Influence of processing parameters on joint shear performance in laser direct joining of CFRTP and aluminum alloy

Abstract

Laser direct joining of a carbon fiber reinforced thermoplastic (CFRTP) and an alloy is prone to thermal defects, thereby reducing the joint performance. This can be avoided by reasonably controlling the joining temperature. To this end, a process optimization method characterized by taking full control of the melting depth and local peak temperature is proposed for representative CFRTP/Al and CFRTP/polymer/Al stacks. For the first time, a temperature simulation model considering the heat transfer during the laser direct joining of heterogeneous CFRTP/alloy stacks is established; the average calculation error of the model is <10%. Based on the simulation results, regression models of the melting depth and local peak temperature are established.

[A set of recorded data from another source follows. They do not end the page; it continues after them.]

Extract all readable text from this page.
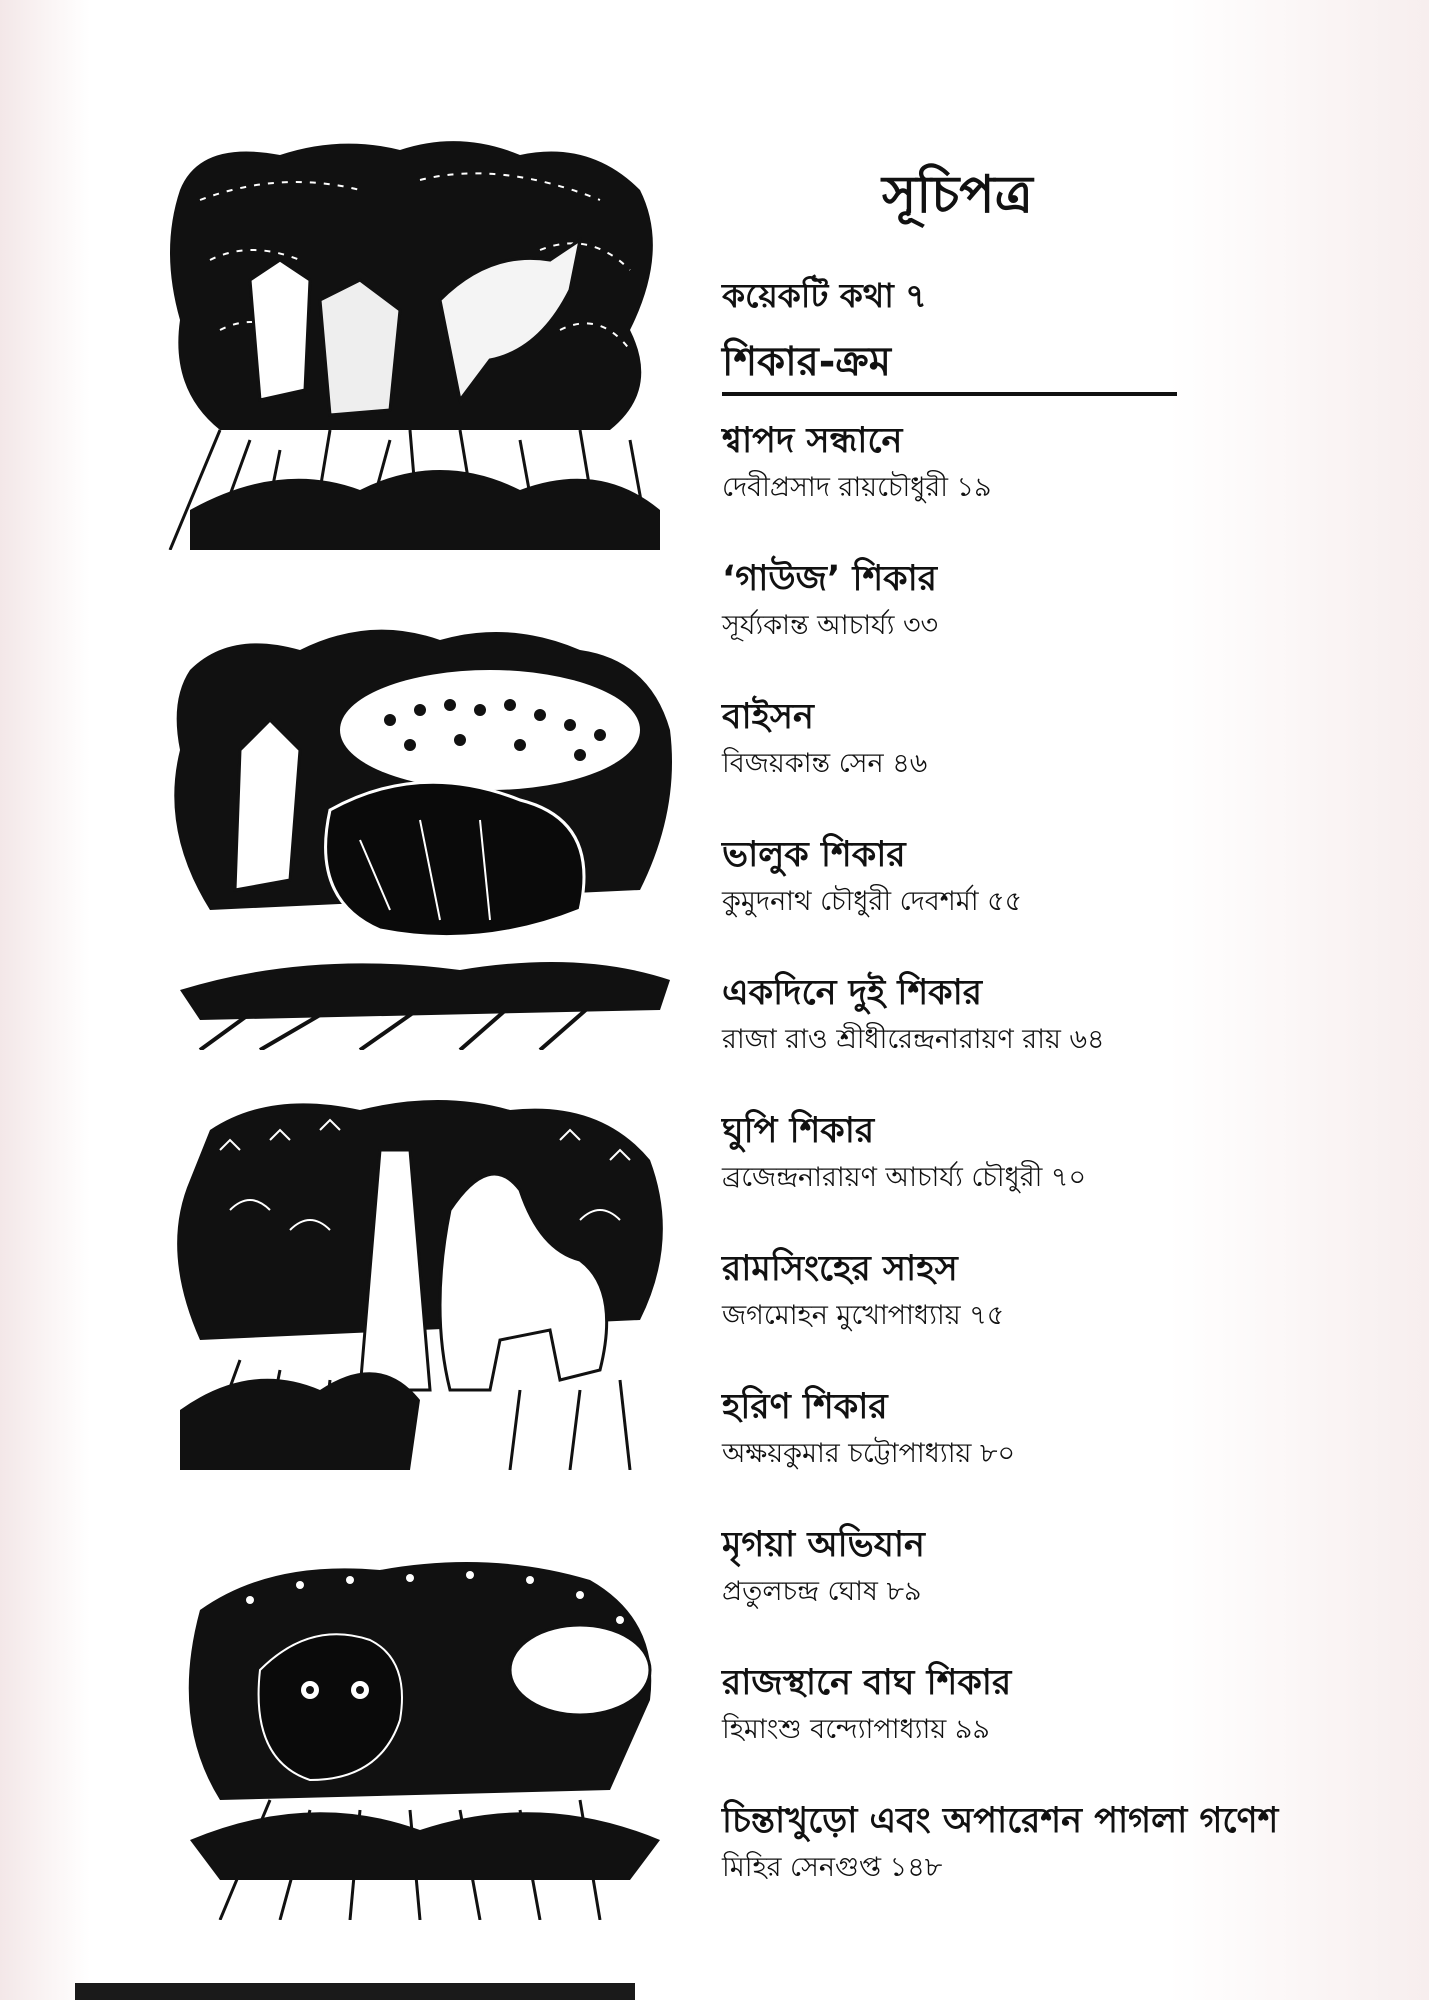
সূচিপত্র
কয়েকটি কথা ৭
শিকার-ক্রম
শ্বাপদ সন্ধানে
দেবীপ্রসাদ রায়চৌধুরী ১৯
‘গাউজ’ শিকার
সূর্য্যকান্ত আচার্য্য ৩৩
বাইসন
বিজয়কান্ত সেন ৪৬
ভালুক শিকার
কুমুদনাথ চৌধুরী দেবশর্মা ৫৫
একদিনে দুই শিকার
রাজা রাও শ্রীধীরেন্দ্রনারায়ণ রায় ৬৪
ঘুপি শিকার
ব্রজেন্দ্রনারায়ণ আচার্য্য চৌধুরী ৭০
রামসিংহের সাহস
জগমোহন মুখোপাধ্যায় ৭৫
হরিণ শিকার
অক্ষয়কুমার চট্টোপাধ্যায় ৮০
মৃগয়া অভিযান
প্রতুলচন্দ্র ঘোষ ৮৯
রাজস্থানে বাঘ শিকার
হিমাংশু বন্দ্যোপাধ্যায় ৯৯
চিন্তাখুড়ো এবং অপারেশন পাগলা গণেশ
মিহির সেনগুপ্ত ১৪৮
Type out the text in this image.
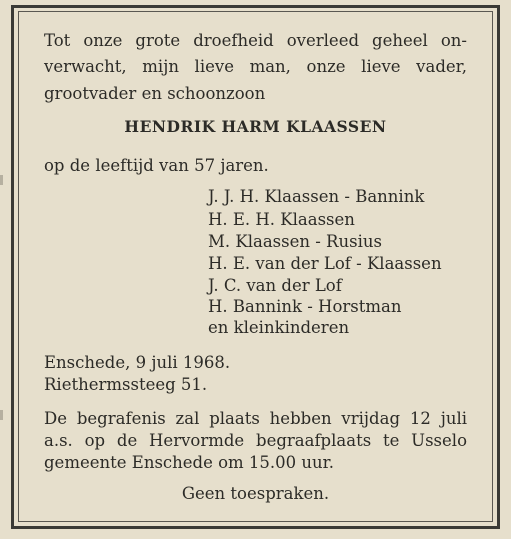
Tot onze grote droefheid overleed geheel on-
verwacht, mijn lieve man, onze lieve vader,
grootvader en schoonzoon
HENDRIK HARM KLAASSEN
op de leeftijd van 57 jaren.
J. J. H. Klaassen - Bannink
H. E. H. Klaassen
M. Klaassen - Rusius
H. E. van der Lof - Klaassen
J. C. van der Lof
H. Bannink - Horstman
en kleinkinderen
Enschede, 9 juli 1968.
Riethermssteeg 51.
De begrafenis zal plaats hebben vrijdag 12 juli
a.s. op de Hervormde begraafplaats te Usselo
gemeente Enschede om 15.00 uur.
Geen toespraken.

Subsequently, constraints are determined by defect distribution observation and joint fracture surface analysis; thus, the optimized ranges of the process parameters are obtained. Finally, through laser direct joining experiments, the improvement in the joint performance is demonstrated and analyzed. The results suggest an enhancement in the strength of the aforementioned stacks under the optimized process, thus proving the rationality of the proposed method by controlling the melting depth and local peak temperature, particularly for CFRTP/polymer/Al stacks with strength close to 30 MPa.